On the farm, we would commonly have men for dinner. “The expectation was that the girls would feed the men,” Norma said. “We were raised to do that, whether or not we liked it or were good at it.”
The same was true at church. “The women would feed people. No one ever asked if that was your best skill. It was just assumed. This is what you will do for the rest of your life. This made me aware of the difference between what I was raised to be and what I am called to do. Sometimes you choose things, then down the line realize it’s not as satisfying as you thought it would be.”

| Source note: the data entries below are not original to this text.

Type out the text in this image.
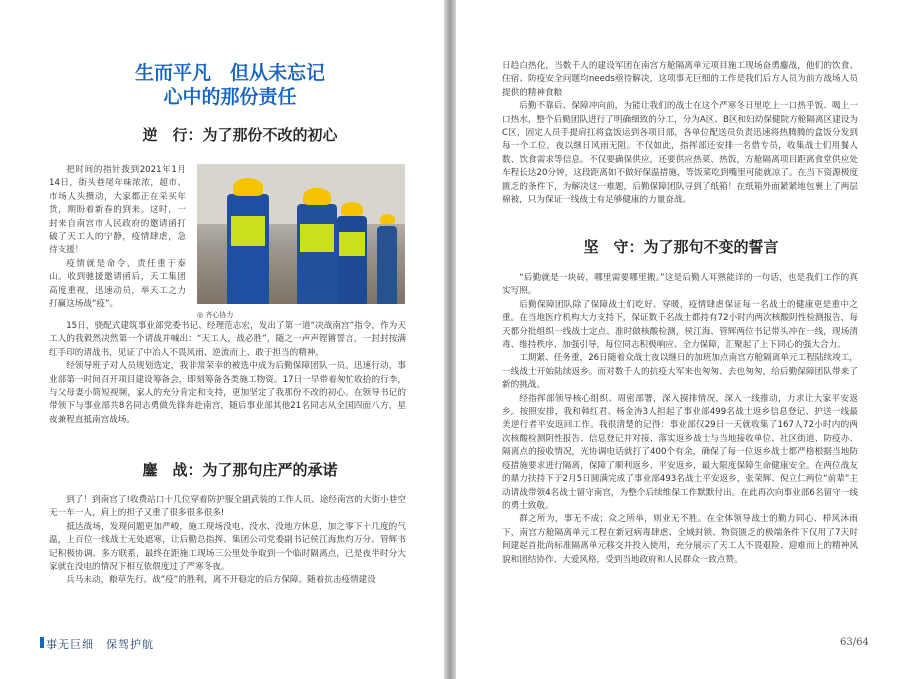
生而平凡　但从未忘记
心中的那份责任
逆　行：为了那份不改的初心

把时间的指针拨到2021年1月14日，街头巷尾年味浓浓，超市、市场人头攒动，大家都正在采买年货，期盼着新春的到来。这时，一封来自南宫市人民政府的邀请函打破了天工人的宁静，疫情肆虐，急待支援！

疫情就是命令，责任重于泰山。收到驰援邀请函后，天工集团高度重视，迅速动员，举天工之力打赢这场战“疫”。

◎ 齐心协力

15日，骁配式建筑事业部党委书记、经理范志宏，发出了第一道“决战南宫”指令，作为天工人的我毅然决然第一个请战并喊出：“天工人，战必胜”，随之一声声铿锵誓言，一封封按满红手印的请战书，见证了中冶人不畏风雨、逆流而上、敢于担当的精神。

经领导班子对人员规划选定，我非常荣幸的被选中成为后勤保障团队一员。迅速行动，事业部第一时间召开项目建设筹备会，即刻筹备各类施工物资。17日一早带着匆忙收拾的行李，与父母妻小简短视频，家人的充分肯定和支持，更加坚定了我那份不改的初心。在领导书记的带领下与事业部共8名同志勇做先锋奔赴南宫，随后事业部其他21名同志从全国四面八方，星夜兼程直抵南宫战场。

鏖　战：为了那句庄严的承诺

到了！到南宫了!收费站口十几位穿着防护服全副武装的工作人员、途经南宫的大街小巷空无一车一人，肩上的担子又重了很多很多很多!

抵达战场，发现问题更加严峻，施工现场没电、没水、没地方休息，加之零下十几度的气温，上百位一线战士无处遮寒，让后勤总指挥、集团公司党委副书记侯江海焦灼万分。管辉书记积极协调、多方联系，最终在距施工现场三公里处争取到一个临时隔离点，已是夜半时分大家就在没电的情况下相互依偎度过了严寒冬夜。

兵马未动，粮草先行。战“疫”的胜利，离不开稳定的后方保障。随着抗击疫情建设

事无巨细　保驾护航

日趋白热化，当数千人的建设军团在南宫方舱隔离单元项目施工现场奋勇鏖战，他们的饮食、住宿、防疫安全问题均needs亟待解决，这项事无巨细的工作是我们后方人员为前方战场人员提供的精神食粮

后勤不靠后、保障冲向前，为能让我们的战士在这个严寒冬日里吃上一口热乎饭、喝上一口热水，整个后勤团队进行了明确细致的分工，分为A区、B区和妇幼保健院方舱隔离区建设为C区，固定人员手提肩扛将盒饭运到各项目部，各单位配送员负责迅速将热腾腾的盒饭分发到每一个工位，夜以继日风雨无阻。不仅如此，指挥部还安排一名借专员，收集战士们用餐人数、饮食需求等信息。不仅要确保供应，还要供应热菜、热饭，方舱隔离项目距离食堂供应处车程长达20分钟，这段距离如不做好保温措施，等饭菜吃到嘴里可能就凉了。在当下资源极度匮乏的条件下，为解决这一难题，后勤保障团队寻到了纸箱！在纸箱外面紧紧地包裹上了两层棉被，只为保证一线战士有足够健康的力量奋战。

坚　守：为了那句不变的誓言

“后勤就是一块砖，哪里需要哪里搬。”这是后勤人耳熟能详的一句话，也是我们工作的真实写照。

后勤保障团队除了保障战士们吃好、穿暖，疫情肆虐保证每一名战士的健康更是重中之重。在当地医疗机构大力支持下，保证数千名战士都持有72小时内两次核酸阴性检测报告，每天都分批组织一线战士定点、准时做核酸检测，侯江海、管辉两位书记带头冲在一线，现场清毒、维持秩序、加强引导，每位同志积极响应、全力保障，汇聚起了上下同心的强大合力。

工期紧、任务重，26日随着众战士夜以继日的加班加点南宫方舱隔离单元工程陆续竣工，一线战士开始陆续返乡。而对数千人的抗疫大军来也匆匆、去也匆匆，给后勤保障团队带来了新的挑战。

经指挥部领导核心组织、周密部署，深入摸排情况，深入一线推动，力求让大家平安返乡。按照安排，我和韩红君、杨金涛3人担起了事业部499名战士返乡信息登记、护送一线最美逆行者平安返回工作。我很清楚的记得：事业部仅29日一天就收集了167人72小时内的两次核酸检测阴性报告、信息登记并对接、落实返乡战士与当地接收单位、社区街道、防疫办、隔离点的接收情况，光协调电话就打了400个有余，确保了每一位返乡战士都严格根据当地防疫措施要求进行隔离，保障了顺利返乡、平安返乡，最大限度保障生命健康安全。在两位战友的鼎力扶持下于2月5日圆满完成了事业部493名战士平安返乡，张荣辉、倪立仁两位“前辈”主动请战带领4名战士留守南宫，为整个后续维保工作默默付出。在此再次向事业部6名留守一线的勇士致敬。

群之所为，事无不成；众之所举，则业无不胜。在全体领导战士的勤力同心、栉风沐雨下，南宫方舱隔离单元工程在新冠病毒肆虐、全域封锁、物资匮乏的极端条件下仅用了7天时间建起首批尚标准隔离单元移交并投入使用，充分展示了天工人不畏艰险、迎难而上的精神风貌和团结协作、大爱风格，受到当地政府和人民群众一致点赞。

63/64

Norma also divulged a memory of coming home to the farm as an adult, bringing her newborn son for a visit. Unfortunately, she arrived just as our father was having his first heart attack. She entered the house, only to have Mom whisk Dad off to the emergency room, leaving her with the baby and me and Paul—all quite shaken. She made us mac and cheese. Homemade. “You sibs were so f*cking ungrateful,” she told us. We were used to macaroni from a box, I guess.
After all this mulling, Norma decided to return to the word feed and use art as catharsis. “I came up with this little piece that will not be art, but sits on an easel and makes me very happy. I thought the dialogue part of it was really interesting.”
As we reviewed this work, I commented that I like the way the stitching goes through the words “don’t come home” (a line from our mother that echoes in Norma’s mind … delivered something like this: “once you graduate and leave for college, we don’t expect you to come home”). Norma said she didn’t cross out those words intentionally.
“I did it all intuitively. I cut the block letters out freehand, all with stuff close at hand. It was fun to do, actually.”